A more realistic -- and less idealistic -- view of Bushenomics is that the Bush administration and its cronies came at the economy with the attitude of oilmen.
* They inherited a vastly wealth country.
* They looked at it like the oil under the Alaskan wilderness. They craved to pump it out, turn it into cash and grab as much of that cash as possible.
Wherever possible, they literally sold off the assets. This was called privatization. Our biggest asset -- in terms of size -- is, of course, our defense establishment. With privatization, one dollar out of every three for direct military operations in Iraq and Afghanistan goes to private contractors like Halliburton and Blackwater. So when someone says, "Support the troops!" with budget appropriations, they should really yell, "Two-thirds support to the troops! One third support to Halliburton, et al.!"
For the most part, the assets of the United States, our collective wealth, could not be sold off in such a direct manner.It's a long article and I can't summarize it all here, but this bit makes a goodly amount of sense to me.
In order to turn them into cash, what the administration did was borrow against them.
That is, they cut taxes while continuing to spend lavishly, creating debt.
The debt is owed by all of us, the collective people of the United States.
The tax cuts hugely favored rich people. They also favored unearned income (dividends, capital gains, inherited money) as opposed to the kind of money people have to work for. The very richest got richer.
The spending was -- to the degree possible -- directed to themselves, their friends and their supporters: Big Pharma, the medical industry, insurance, banking and financial, among others. And, of course, Big Oil, from whom they have spent close to a trillion dollars of our money to conquer a big oil field for private exploitation.
One way to think of what the administration has done, is as a leveraged buyout.

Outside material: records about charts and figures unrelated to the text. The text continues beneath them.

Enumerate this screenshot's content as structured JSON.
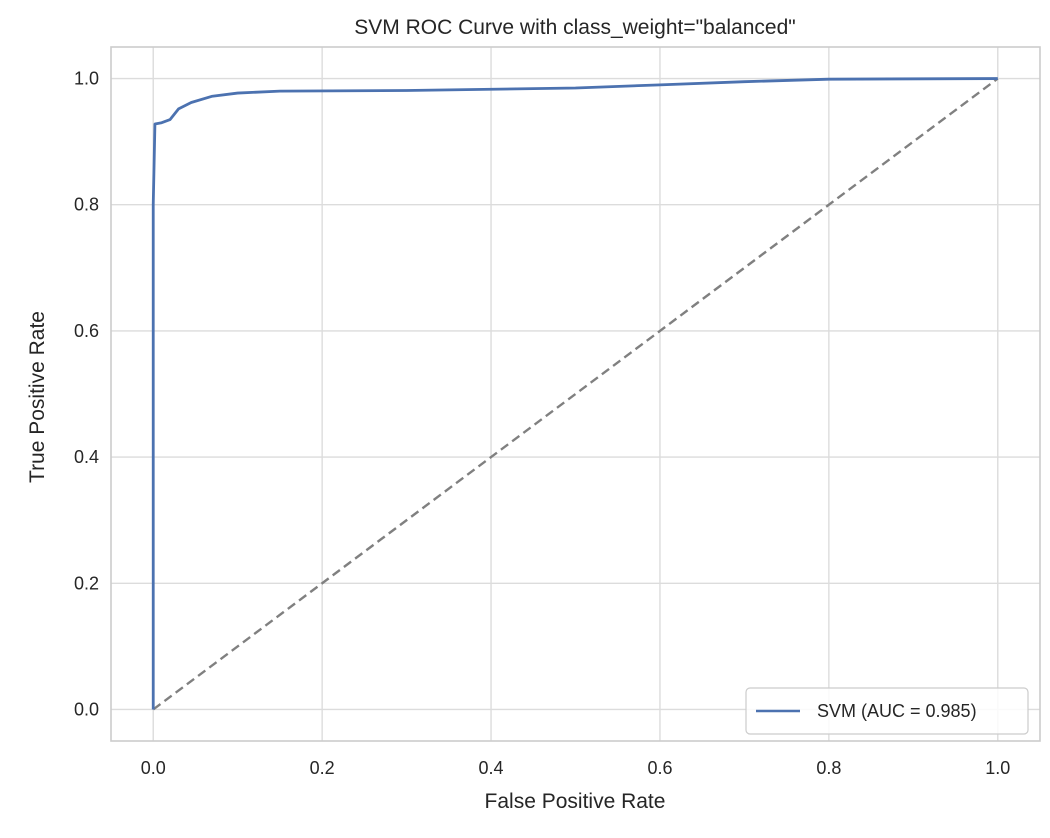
{
  "chart_data": {
    "type": "line",
    "title": "SVM ROC Curve with class_weight=\"balanced\"",
    "xlabel": "False Positive Rate",
    "ylabel": "True Positive Rate",
    "xlim": [
      -0.05,
      1.05
    ],
    "ylim": [
      -0.05,
      1.05
    ],
    "xticks": [
      0.0,
      0.2,
      0.4,
      0.6,
      0.8,
      1.0
    ],
    "xtick_labels": [
      "0.0",
      "0.2",
      "0.4",
      "0.6",
      "0.8",
      "1.0"
    ],
    "yticks": [
      0.0,
      0.2,
      0.4,
      0.6,
      0.8,
      1.0
    ],
    "ytick_labels": [
      "0.0",
      "0.2",
      "0.4",
      "0.6",
      "0.8",
      "1.0"
    ],
    "grid": true,
    "legend": {
      "position": "lower right",
      "entries": [
        "SVM (AUC = 0.985)"
      ]
    },
    "series": [
      {
        "name": "SVM (AUC = 0.985)",
        "color": "#4c72b0",
        "style": "solid",
        "x": [
          0.0,
          0.0,
          0.002,
          0.01,
          0.02,
          0.03,
          0.045,
          0.07,
          0.1,
          0.15,
          0.3,
          0.5,
          0.6,
          0.7,
          0.8,
          1.0
        ],
        "y": [
          0.0,
          0.8,
          0.928,
          0.93,
          0.935,
          0.952,
          0.962,
          0.972,
          0.977,
          0.98,
          0.981,
          0.985,
          0.99,
          0.995,
          0.999,
          1.0
        ]
      },
      {
        "name": "",
        "color": "#808080",
        "style": "dashed",
        "x": [
          0.0,
          1.0
        ],
        "y": [
          0.0,
          1.0
        ]
      }
    ]
  }
}
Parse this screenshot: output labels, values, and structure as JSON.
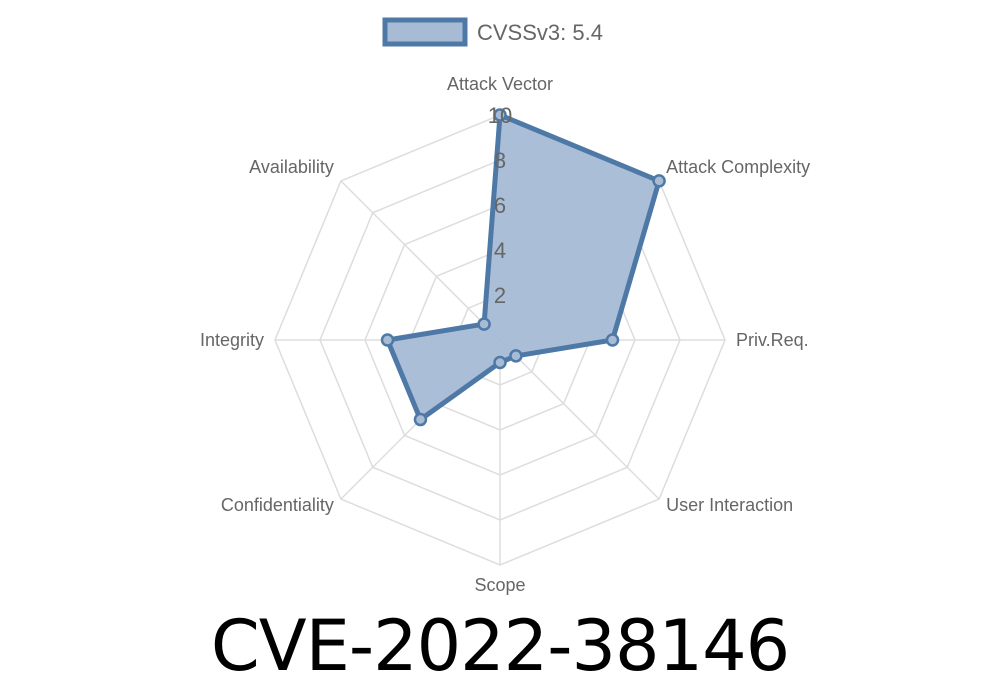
{
  "chart_data": {
    "type": "radar",
    "categories": [
      "Attack Vector",
      "Attack Complexity",
      "Priv.Req.",
      "User Interaction",
      "Scope",
      "Confidentiality",
      "Integrity",
      "Availability"
    ],
    "series": [
      {
        "name": "CVSSv3: 5.4",
        "values": [
          10,
          10,
          5,
          1,
          1,
          5,
          5,
          1
        ]
      }
    ],
    "rlim": [
      0,
      10
    ],
    "ticks": [
      "2",
      "4",
      "6",
      "8",
      "10"
    ],
    "grid": true,
    "legend": "top",
    "colors": {
      "line": "#4e79a7",
      "fill": "#a7bbd5",
      "grid": "#dddddd"
    }
  },
  "title": "CVE-2022-38146"
}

That's when someone buys a company, using the company itself as the collateral for the loan used to purchase it, usually at very high interest, then pays off the interest by cutting the work force and salaries, selling [assets] and even breaking up the company.Say it however you like. I prefer "hostile takeover" but it's all the same: strip the assets and run. Of course, if you buy your own private army, you won't have to run very far.

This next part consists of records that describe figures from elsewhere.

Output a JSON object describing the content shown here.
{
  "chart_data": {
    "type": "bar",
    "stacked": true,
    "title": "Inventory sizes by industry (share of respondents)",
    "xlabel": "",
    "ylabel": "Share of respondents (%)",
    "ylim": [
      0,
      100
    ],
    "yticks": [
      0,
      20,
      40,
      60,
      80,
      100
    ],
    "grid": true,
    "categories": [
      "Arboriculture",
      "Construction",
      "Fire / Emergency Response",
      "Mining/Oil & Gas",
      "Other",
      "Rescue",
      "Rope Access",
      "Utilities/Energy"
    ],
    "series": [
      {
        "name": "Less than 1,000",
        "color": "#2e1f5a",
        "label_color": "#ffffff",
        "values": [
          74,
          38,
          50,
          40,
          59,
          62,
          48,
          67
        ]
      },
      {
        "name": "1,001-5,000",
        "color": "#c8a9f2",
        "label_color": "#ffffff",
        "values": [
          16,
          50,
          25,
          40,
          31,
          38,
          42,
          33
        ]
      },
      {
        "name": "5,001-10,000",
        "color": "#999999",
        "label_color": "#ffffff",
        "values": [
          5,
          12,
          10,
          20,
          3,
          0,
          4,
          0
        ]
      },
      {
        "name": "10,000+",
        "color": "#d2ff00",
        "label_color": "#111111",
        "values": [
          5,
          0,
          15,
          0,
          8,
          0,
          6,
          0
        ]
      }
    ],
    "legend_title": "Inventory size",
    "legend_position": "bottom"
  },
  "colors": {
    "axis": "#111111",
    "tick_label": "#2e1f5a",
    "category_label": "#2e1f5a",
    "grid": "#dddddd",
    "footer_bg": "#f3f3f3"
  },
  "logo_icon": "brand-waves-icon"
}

It's good for the guy who makes the deal, skims the cream off the top and gets rich. (The company that Mitt Romney got rich working for specialized in doing that.) It's good for the lenders, who get a good return (if the buyer is able to squeeze enough money out of his purchase), but it's bad for the work force, bad for the company, and, if no one comes along to replace it, bad for the business as a whole.
We've experienced a leveraged buyout of the national economy.
None of this could have happened without 9/11. On September 10, 2001, we were still laughing at the stupid little man our broken electoral system had somehow foisted upon us. Most of us were unaware that the people who would become his closest advisers had already written their blueprint for a new "American" century, in which they would extend ("Rebuild") America's imperial attacking force ("Defenses"), predicated on a "catastrophic and catalyzing event" for which they were utterly unprepared but somehow ready to take advantage of immediately.
Within a matter of hours, the stupid little man was being portrayed as presidential, and the War on Terror -- the "long war" -- was not only kick-started but even accepted by people who ought to have known better then and who still ought to know better now.
As Herman and Peterson show, even if it's not a bogus war against bogus terror, it's still a bogus war.
As Beinhart shows, it's not only a shooting war against Iraq and Afghanistan, but an economic war against the vast majority of Americans.
Whether the terror that allowed it was itself bogus is, in this context, rather moot. The reaction, if that's what it was, was so extreme, and so inappropriate, and has gone on so long -- indeed, it shows all indications of being permanent -- that it's no stretch to say the "reaction" has been much worse than the original crime.